Maybe you’ve heard of the Milankovitch cycles, one of which involves changes to the eccentricity of the Earth’s orbit, as it is perturbed by other objects in the Solar System. Suppose you want to depict this with a diagram, using a circle, and an ellipse of exaggerated eccentricity. You could just draw any old random ellipse, and go with it:
But if you want, you can do better.
The area and circumference of the Earth’s orbit are not constant. But one parameter that doesn’t significantly change over time is the length of the major axis. The major axis is the longest line segment that you can draw inside an ellipse. The semi-major axis (one half of the major axis) is often used instead, since it is a kind of average radius.
Here are some ellipses with the same major axis length:
The (semi-)major axis determines the orbital period. So, the length of an Earth year (measured in, say, seconds) also doesn’t significantly change over time.
The Sun, of course, lies at one of the foci of the Earth’s orbit. Close enough, anyway. The barycenter of the Sun-Earth system is close enough to the Sun’s center that it won’t make a difference in your diagram.
So, where are the foci of your ellipse? I get the impression that most people guess the foci are much closer to the center of the ellipse than they really are. For any fairly eccentric ellipse, the foci are pretty close to the extreme ends of the ellipse.

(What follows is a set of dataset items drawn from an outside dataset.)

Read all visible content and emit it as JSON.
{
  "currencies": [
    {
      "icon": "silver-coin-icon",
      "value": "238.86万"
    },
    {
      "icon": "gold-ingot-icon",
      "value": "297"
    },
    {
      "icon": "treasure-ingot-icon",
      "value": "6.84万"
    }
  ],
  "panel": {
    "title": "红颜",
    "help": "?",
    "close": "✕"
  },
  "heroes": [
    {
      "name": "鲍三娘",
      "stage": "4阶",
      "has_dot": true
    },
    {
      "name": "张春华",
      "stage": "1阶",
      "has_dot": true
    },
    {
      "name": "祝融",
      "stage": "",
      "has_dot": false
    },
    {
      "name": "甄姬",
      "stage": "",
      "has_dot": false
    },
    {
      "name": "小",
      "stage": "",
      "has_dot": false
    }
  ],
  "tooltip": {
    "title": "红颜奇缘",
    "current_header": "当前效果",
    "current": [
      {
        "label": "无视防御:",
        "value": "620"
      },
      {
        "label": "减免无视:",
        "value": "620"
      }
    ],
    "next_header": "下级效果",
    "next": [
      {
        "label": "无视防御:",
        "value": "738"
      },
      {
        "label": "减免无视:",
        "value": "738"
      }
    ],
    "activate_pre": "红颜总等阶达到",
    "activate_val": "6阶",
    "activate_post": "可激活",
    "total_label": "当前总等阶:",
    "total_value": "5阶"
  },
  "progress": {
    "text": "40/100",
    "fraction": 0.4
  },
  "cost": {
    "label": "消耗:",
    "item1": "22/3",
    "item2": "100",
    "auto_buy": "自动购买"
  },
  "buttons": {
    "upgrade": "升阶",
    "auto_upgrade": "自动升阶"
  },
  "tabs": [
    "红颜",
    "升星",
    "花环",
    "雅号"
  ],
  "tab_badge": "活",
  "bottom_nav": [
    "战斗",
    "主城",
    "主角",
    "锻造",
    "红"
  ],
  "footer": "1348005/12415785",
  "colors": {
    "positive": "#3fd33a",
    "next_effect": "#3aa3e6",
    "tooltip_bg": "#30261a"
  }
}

From a focus, the closest point on the ellipse is one of the endpoints of the major axis. To put it another way, draw the largest circle you can draw inside the ellipse, touching one of the endpoints of the major axis. A focus is at the center of that circle.
Putting this together, here’s a depiction of a circular orbit, and some properly-positioned elliptical orbits that have the same major axis length and orbital period:
If you’d rather not bother with all that, here’s an excuse you can use: perspective. All the preceding diagrams were from a top-down perspective. But if you view an orbit from an oblique angle, the focus will appear to be in the “wrong” place.
This is what tends to happen with real orbits as seen from Earth, for example the orbits of the stars near the Milky Way’s central black hole.
[Most of the diagrams in this post were made with GeoGebra.]